Conservative talk show host Rush Limbaugh called the controversy over vaccinations surrounding the recent measles outbreak a "phony debate."
“We haven’t had measles in this country for ages,” Limbaugh said at the opening of his radio show Monday.
“Why do we have it now? And this is the one thing that is not being talked about in any of this, and that is Obama and his illegal immigration and the flood of measles-infected kids from Central and South America, who by the way have not been vaccinated and have not been subject to vaccinations because they’re not citizens," he explained.
"This is the most incredible thing," he added.
Limbaugh likened it to the so-called 'War on Women,' which became a debate over whether or not the government should provide free contraceptives to women during the 2012 presidential election.
"It’s another attempt at recreating the 'War on Women,'" he said.
"It’s designed to destroy Republicans, particularly Republicans running for president by creating a phony debate over vaccinations — a debate that does not exist, a controversy that was not alive," he contends.

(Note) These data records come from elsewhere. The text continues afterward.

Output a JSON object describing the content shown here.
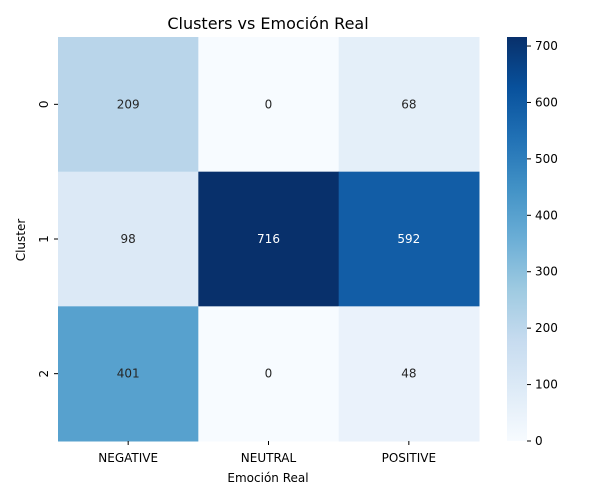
{
  "chart_data": {
    "type": "heatmap",
    "title": "Clusters vs Emoción Real",
    "xlabel": "Emoción Real",
    "ylabel": "Cluster",
    "x_categories": [
      "NEGATIVE",
      "NEUTRAL",
      "POSITIVE"
    ],
    "y_categories": [
      "0",
      "1",
      "2"
    ],
    "values": [
      [
        209,
        0,
        68
      ],
      [
        98,
        716,
        592
      ],
      [
        401,
        0,
        48
      ]
    ],
    "colormap": "Blues",
    "vmin": 0,
    "vmax": 716,
    "colorbar_ticks": [
      0,
      100,
      200,
      300,
      400,
      500,
      600,
      700
    ],
    "colors": {
      "low": "#f7fbff",
      "high": "#08306b"
    }
  }
}
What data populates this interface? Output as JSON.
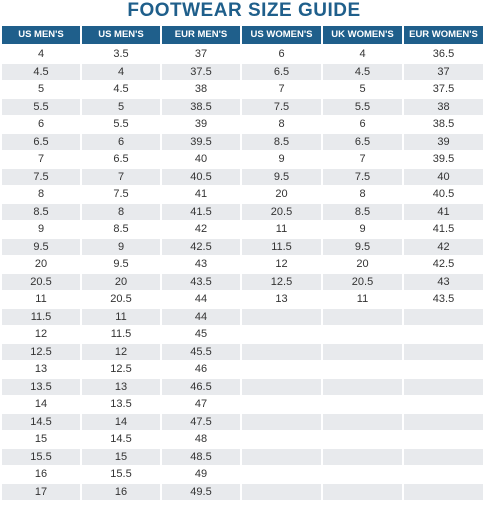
{
  "title": "FOOTWEAR SIZE GUIDE",
  "colors": {
    "header_bg": "#1f5f8b",
    "header_text": "#ffffff",
    "title_text": "#1f5f8b",
    "row_alt": "#e8eaed",
    "row": "#ffffff"
  },
  "row_count": 27,
  "columns": [
    {
      "header": "US MEN'S",
      "values": [
        "4",
        "4.5",
        "5",
        "5.5",
        "6",
        "6.5",
        "7",
        "7.5",
        "8",
        "8.5",
        "9",
        "9.5",
        "20",
        "20.5",
        "11",
        "11.5",
        "12",
        "12.5",
        "13",
        "13.5",
        "14",
        "14.5",
        "15",
        "15.5",
        "16",
        "17"
      ]
    },
    {
      "header": "US MEN'S",
      "values": [
        "3.5",
        "4",
        "4.5",
        "5",
        "5.5",
        "6",
        "6.5",
        "7",
        "7.5",
        "8",
        "8.5",
        "9",
        "9.5",
        "20",
        "20.5",
        "11",
        "11.5",
        "12",
        "12.5",
        "13",
        "13.5",
        "14",
        "14.5",
        "15",
        "15.5",
        "16"
      ]
    },
    {
      "header": "EUR MEN'S",
      "values": [
        "37",
        "37.5",
        "38",
        "38.5",
        "39",
        "39.5",
        "40",
        "40.5",
        "41",
        "41.5",
        "42",
        "42.5",
        "43",
        "43.5",
        "44",
        "44",
        "45",
        "45.5",
        "46",
        "46.5",
        "47",
        "47.5",
        "48",
        "48.5",
        "49",
        "49.5"
      ]
    },
    {
      "header": "US WOMEN'S",
      "values": [
        "6",
        "6.5",
        "7",
        "7.5",
        "8",
        "8.5",
        "9",
        "9.5",
        "20",
        "20.5",
        "11",
        "11.5",
        "12",
        "12.5",
        "13"
      ]
    },
    {
      "header": "UK WOMEN'S",
      "values": [
        "4",
        "4.5",
        "5",
        "5.5",
        "6",
        "6.5",
        "7",
        "7.5",
        "8",
        "8.5",
        "9",
        "9.5",
        "20",
        "20.5",
        "11"
      ]
    },
    {
      "header": "EUR WOMEN'S",
      "values": [
        "36.5",
        "37",
        "37.5",
        "38",
        "38.5",
        "39",
        "39.5",
        "40",
        "40.5",
        "41",
        "41.5",
        "42",
        "42.5",
        "43",
        "43.5"
      ]
    }
  ]
}
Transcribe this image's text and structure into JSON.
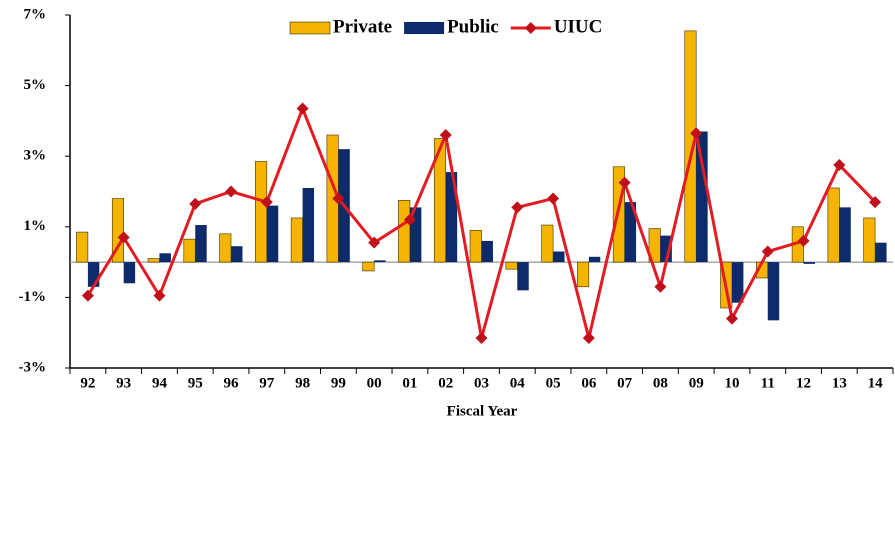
{
  "chart_data": {
    "type": "bar_line",
    "x_label": "Fiscal Year",
    "categories": [
      "92",
      "93",
      "94",
      "95",
      "96",
      "97",
      "98",
      "99",
      "00",
      "01",
      "02",
      "03",
      "04",
      "05",
      "06",
      "07",
      "08",
      "09",
      "10",
      "11",
      "12",
      "13",
      "14"
    ],
    "series": [
      {
        "name": "Private",
        "type": "bar",
        "color": "#f5b400",
        "values": [
          0.85,
          1.8,
          0.1,
          0.65,
          0.8,
          2.85,
          1.25,
          3.6,
          -0.25,
          1.75,
          3.5,
          0.9,
          -0.2,
          1.05,
          -0.7,
          2.7,
          0.95,
          6.55,
          -1.3,
          -0.45,
          1.0,
          2.1,
          1.25
        ]
      },
      {
        "name": "Public",
        "type": "bar",
        "color": "#0d2b6b",
        "values": [
          -0.7,
          -0.6,
          0.25,
          1.05,
          0.45,
          1.6,
          2.1,
          3.2,
          0.05,
          1.55,
          2.55,
          0.6,
          -0.8,
          0.3,
          0.15,
          1.7,
          0.75,
          3.7,
          -1.15,
          -1.65,
          -0.05,
          1.55,
          0.55
        ]
      },
      {
        "name": "UIUC",
        "type": "line",
        "color": "#e31b23",
        "values": [
          -0.95,
          0.7,
          -0.95,
          1.65,
          2.0,
          1.7,
          4.35,
          1.8,
          0.55,
          1.2,
          3.6,
          -2.15,
          1.55,
          1.8,
          -2.15,
          2.25,
          -0.7,
          3.65,
          -1.6,
          0.3,
          0.6,
          2.75,
          1.7
        ]
      }
    ],
    "ylim": [
      -3,
      7
    ],
    "yticks": [
      {
        "value": -3,
        "label": "-3%"
      },
      {
        "value": -1,
        "label": "-1%"
      },
      {
        "value": 1,
        "label": "1%"
      },
      {
        "value": 3,
        "label": "3%"
      },
      {
        "value": 5,
        "label": "5%"
      },
      {
        "value": 7,
        "label": "7%"
      }
    ],
    "legend": "top"
  }
}
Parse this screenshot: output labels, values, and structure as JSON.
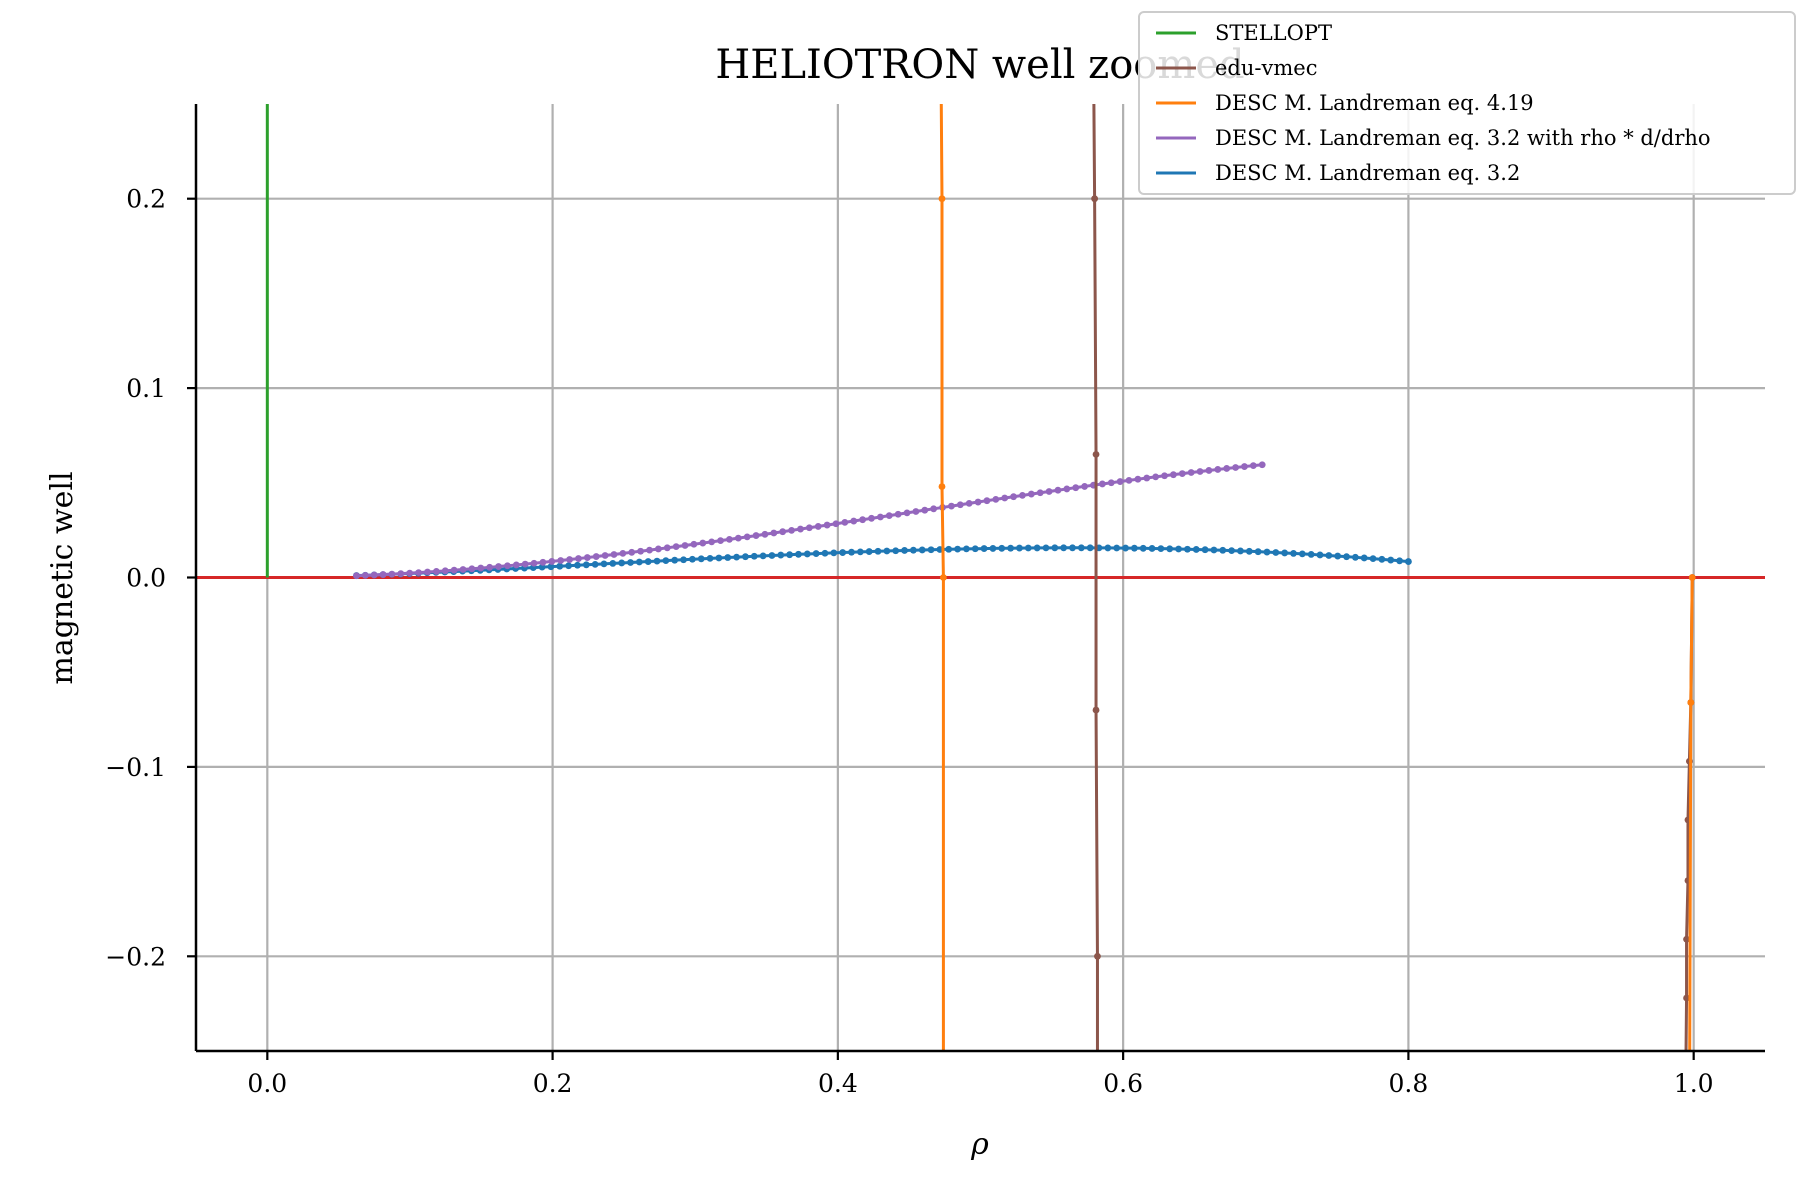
{
  "chart_data": {
    "type": "line",
    "title": "HELIOTRON well zoomed",
    "xlabel": "ρ",
    "ylabel": "magnetic well",
    "xlim": [
      -0.05,
      1.05
    ],
    "ylim": [
      -0.25,
      0.25
    ],
    "xticks": [
      0.0,
      0.2,
      0.4,
      0.6,
      0.8,
      1.0
    ],
    "xtick_labels": [
      "0.0",
      "0.2",
      "0.4",
      "0.6",
      "0.8",
      "1.0"
    ],
    "yticks": [
      -0.2,
      -0.1,
      0.0,
      0.1,
      0.2
    ],
    "ytick_labels": [
      "−0.2",
      "−0.1",
      "0.0",
      "0.1",
      "0.2"
    ],
    "grid": true,
    "legend_position": "top-right",
    "reference_line": {
      "y": 0.0,
      "color": "#d62728"
    },
    "series": [
      {
        "name": "STELLOPT",
        "color": "#2ca02c",
        "marker": false,
        "points": [
          [
            0.0,
            0.0
          ],
          [
            0.0,
            0.3
          ]
        ]
      },
      {
        "name": "edu-vmec",
        "color": "#8c564b",
        "marker": true,
        "points": [
          [
            0.579,
            0.3
          ],
          [
            0.58,
            0.2
          ],
          [
            0.581,
            0.065
          ],
          [
            0.581,
            -0.07
          ],
          [
            0.582,
            -0.2
          ],
          [
            0.582,
            -0.3
          ]
        ],
        "points_b": [
          [
            0.994,
            -0.3
          ],
          [
            0.995,
            -0.222
          ],
          [
            0.995,
            -0.191
          ],
          [
            0.996,
            -0.16
          ],
          [
            0.996,
            -0.128
          ],
          [
            0.997,
            -0.097
          ],
          [
            0.998,
            -0.066
          ],
          [
            0.999,
            0.0
          ]
        ]
      },
      {
        "name": "DESC M. Landreman eq. 4.19",
        "color": "#ff7f0e",
        "marker": true,
        "points": [
          [
            0.472,
            0.3
          ],
          [
            0.473,
            0.2
          ],
          [
            0.473,
            0.048
          ],
          [
            0.474,
            0.0
          ],
          [
            0.474,
            -0.3
          ]
        ],
        "points_b": [
          [
            0.997,
            -0.3
          ],
          [
            0.998,
            -0.066
          ],
          [
            0.999,
            0.0
          ]
        ]
      },
      {
        "name": "DESC M. Landreman eq. 3.2 with rho * d/drho",
        "color": "#9467bd",
        "marker": true,
        "model": {
          "a": 0.2183,
          "p": 1.96,
          "b": 0.1583,
          "q": 3.3
        },
        "x_range": [
          0.0625,
          0.6975
        ]
      },
      {
        "name": "DESC M. Landreman eq. 3.2",
        "color": "#1f77b4",
        "marker": true,
        "model": {
          "a": 0.092,
          "p": 1.61,
          "b": 0.1045,
          "q": 2.81
        },
        "x_range": [
          0.0625,
          0.8
        ]
      }
    ]
  }
}
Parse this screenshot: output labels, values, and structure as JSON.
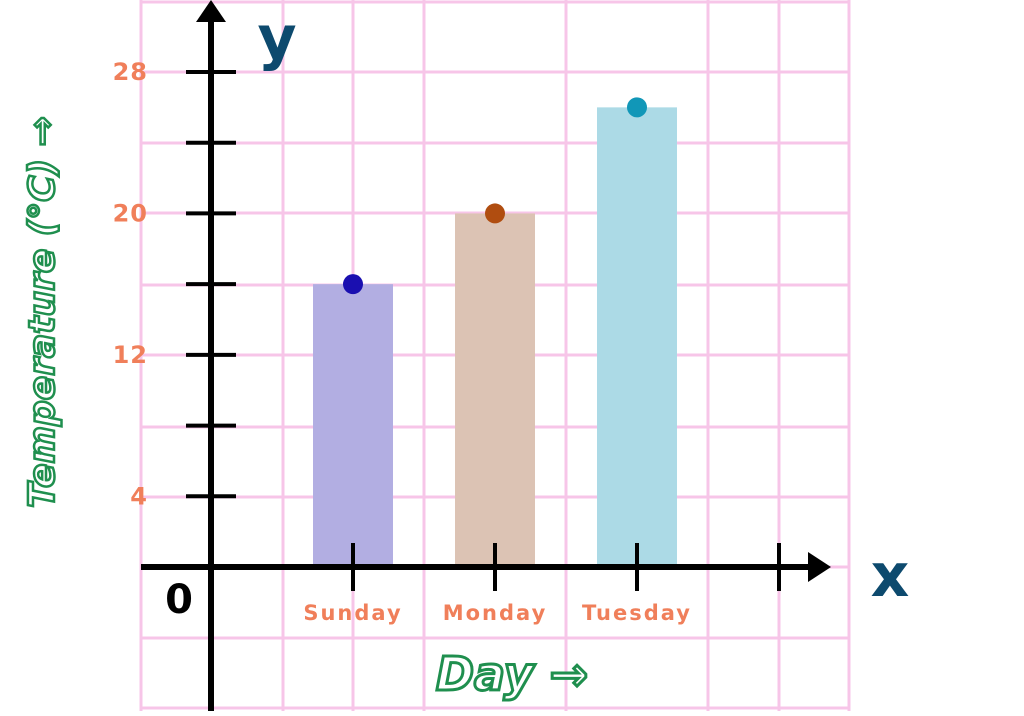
{
  "colors": {
    "grid": "#f7c5e8",
    "axis": "#000000",
    "tick_label": "#f07f5a",
    "axis_letter": "#0d4a6e",
    "axis_title_fill": "#ffffff",
    "axis_title_stroke": "#1f8f4e"
  },
  "chart_data": {
    "type": "bar",
    "categories": [
      "Sunday",
      "Monday",
      "Tuesday"
    ],
    "values": [
      16,
      20,
      26
    ],
    "bar_colors": [
      "#b2aee2",
      "#dcc3b4",
      "#acdae6"
    ],
    "point_colors": [
      "#1a0fb0",
      "#b04d10",
      "#1197b8"
    ],
    "xlabel": "Day →",
    "ylabel": "Temperature (°C) →",
    "x_axis_letter": "x",
    "y_axis_letter": "y",
    "origin_label": "0",
    "yticks": [
      4,
      12,
      20,
      28
    ],
    "ylim": [
      0,
      28
    ],
    "grid": true
  }
}
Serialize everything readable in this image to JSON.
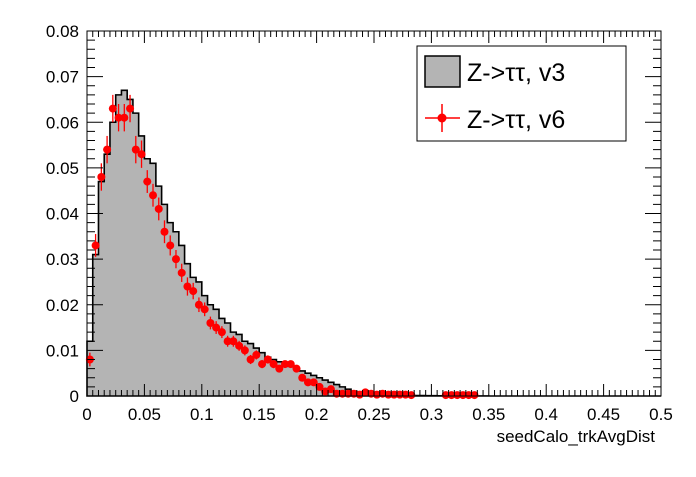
{
  "chart_data": {
    "type": "histogram",
    "title": "",
    "xlabel": "seedCalo_trkAvgDist",
    "ylabel": "",
    "xlim": [
      0,
      0.5
    ],
    "ylim": [
      0,
      0.08
    ],
    "grid": false,
    "legend_position": "top-right",
    "x_ticks": [
      "0",
      "0.05",
      "0.1",
      "0.15",
      "0.2",
      "0.25",
      "0.3",
      "0.35",
      "0.4",
      "0.45",
      "0.5"
    ],
    "y_ticks": [
      "0",
      "0.01",
      "0.02",
      "0.03",
      "0.04",
      "0.05",
      "0.06",
      "0.07",
      "0.08"
    ],
    "bin_width": 0.005,
    "series": [
      {
        "name": "Z->ττ, v3",
        "style": "filled-histogram",
        "fill": "#b4b4b4",
        "line": "#000000",
        "values": [
          0.012,
          0.031,
          0.047,
          0.053,
          0.06,
          0.066,
          0.067,
          0.065,
          0.062,
          0.057,
          0.052,
          0.051,
          0.046,
          0.042,
          0.038,
          0.036,
          0.033,
          0.029,
          0.026,
          0.025,
          0.022,
          0.02,
          0.019,
          0.017,
          0.016,
          0.014,
          0.0135,
          0.012,
          0.0115,
          0.0105,
          0.0095,
          0.0085,
          0.008,
          0.0075,
          0.007,
          0.0065,
          0.006,
          0.0055,
          0.005,
          0.0045,
          0.004,
          0.0035,
          0.003,
          0.0025,
          0.002,
          0.0015,
          0.001,
          0.0008,
          0.0006,
          0.0005,
          0.0004,
          0.0003,
          0.00025,
          0.0002,
          0.0002,
          0.00015,
          0.00012,
          0.0001,
          0.0001,
          8e-05,
          6e-05,
          5e-05,
          4e-05,
          3e-05,
          2e-05,
          2e-05,
          1e-05,
          1e-05,
          1e-05,
          1e-05,
          0,
          0,
          0,
          0,
          0,
          0,
          0,
          0,
          0,
          0,
          0,
          0,
          0,
          0,
          0,
          0,
          0,
          0,
          0,
          0,
          0,
          0,
          0,
          0,
          0,
          0,
          0,
          0,
          0,
          0
        ]
      },
      {
        "name": "Z->ττ, v6",
        "style": "points-with-errors",
        "color": "#ff0000",
        "x": [
          0.0025,
          0.0075,
          0.0125,
          0.0175,
          0.0225,
          0.0275,
          0.0325,
          0.0375,
          0.0425,
          0.0475,
          0.0525,
          0.0575,
          0.0625,
          0.0675,
          0.0725,
          0.0775,
          0.0825,
          0.0875,
          0.0925,
          0.0975,
          0.1025,
          0.1075,
          0.1125,
          0.1175,
          0.1225,
          0.1275,
          0.1325,
          0.1375,
          0.1425,
          0.1475,
          0.1525,
          0.1575,
          0.1625,
          0.1675,
          0.1725,
          0.1775,
          0.1825,
          0.1875,
          0.1925,
          0.1975,
          0.2025,
          0.2075,
          0.2125,
          0.2175,
          0.2225,
          0.2275,
          0.2325,
          0.2375,
          0.2425,
          0.2475,
          0.2525,
          0.2575,
          0.2625,
          0.2675,
          0.2725,
          0.2775,
          0.2825,
          0.3125,
          0.3175,
          0.3225,
          0.3275,
          0.3325,
          0.3375
        ],
        "values": [
          0.008,
          0.033,
          0.048,
          0.054,
          0.063,
          0.061,
          0.061,
          0.063,
          0.054,
          0.053,
          0.047,
          0.044,
          0.041,
          0.036,
          0.033,
          0.03,
          0.027,
          0.024,
          0.023,
          0.02,
          0.019,
          0.016,
          0.015,
          0.014,
          0.012,
          0.012,
          0.011,
          0.01,
          0.008,
          0.009,
          0.007,
          0.008,
          0.007,
          0.006,
          0.007,
          0.007,
          0.006,
          0.004,
          0.003,
          0.003,
          0.002,
          0.001,
          0.0015,
          0.0005,
          0.0005,
          0.0005,
          0.0005,
          0.0003,
          0.0008,
          0.0005,
          0.0003,
          0.0005,
          0.0003,
          0.0003,
          0.0003,
          0.0003,
          0.0002,
          0.0002,
          0.0002,
          0.0002,
          0.0002,
          0.0002,
          0.0002
        ],
        "errors": [
          0.0015,
          0.0025,
          0.003,
          0.003,
          0.003,
          0.003,
          0.003,
          0.003,
          0.003,
          0.003,
          0.0025,
          0.0025,
          0.0025,
          0.0025,
          0.0022,
          0.002,
          0.002,
          0.002,
          0.0018,
          0.0016,
          0.0015,
          0.0014,
          0.0014,
          0.0013,
          0.0012,
          0.0012,
          0.0011,
          0.0011,
          0.001,
          0.001,
          0.0009,
          0.0009,
          0.0009,
          0.0008,
          0.0008,
          0.0008,
          0.0008,
          0.0007,
          0.0006,
          0.0006,
          0.0005,
          0.0004,
          0.0004,
          0.0003,
          0.0003,
          0.0003,
          0.0003,
          0.0002,
          0.0003,
          0.0003,
          0.0002,
          0.0002,
          0.0002,
          0.0002,
          0.0002,
          0.0002,
          0.0002,
          0.0002,
          0.0002,
          0.0002,
          0.0002,
          0.0002,
          0.0002
        ]
      }
    ]
  }
}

"And all of a sudden now, the drive-by daily soap opera theme or meme today is a debate between [New Jersey Gov. Chris] Christie and [Kentucky Sen.] Rand Paul and others in the Republican primary field over whether or not vaccinations should be mandatory," he said.
"We’re watching it play out exactly as the phony contraception debate did," the conservative talk show host told his audience.
"What is this going to be, the war on kids?” he asked. Or "are we going to have the 'war on families, war on kids, war on science?'"
Limbaugh said that "they're going to invent three or four new wars here that the Democrats are going to create just like they created the war on women."
The purpose behind the debate, he contends, is so that "Republicans are once again being set up as anti-government, anti-health."
The other issue, he explained, is that the media is trying "to cover up [former Secretary of State] Clinton," whom he says at times has been on "both sides of this" issue, and "has plenty . . . of anti-mandatory vaccination statements over the course of many years."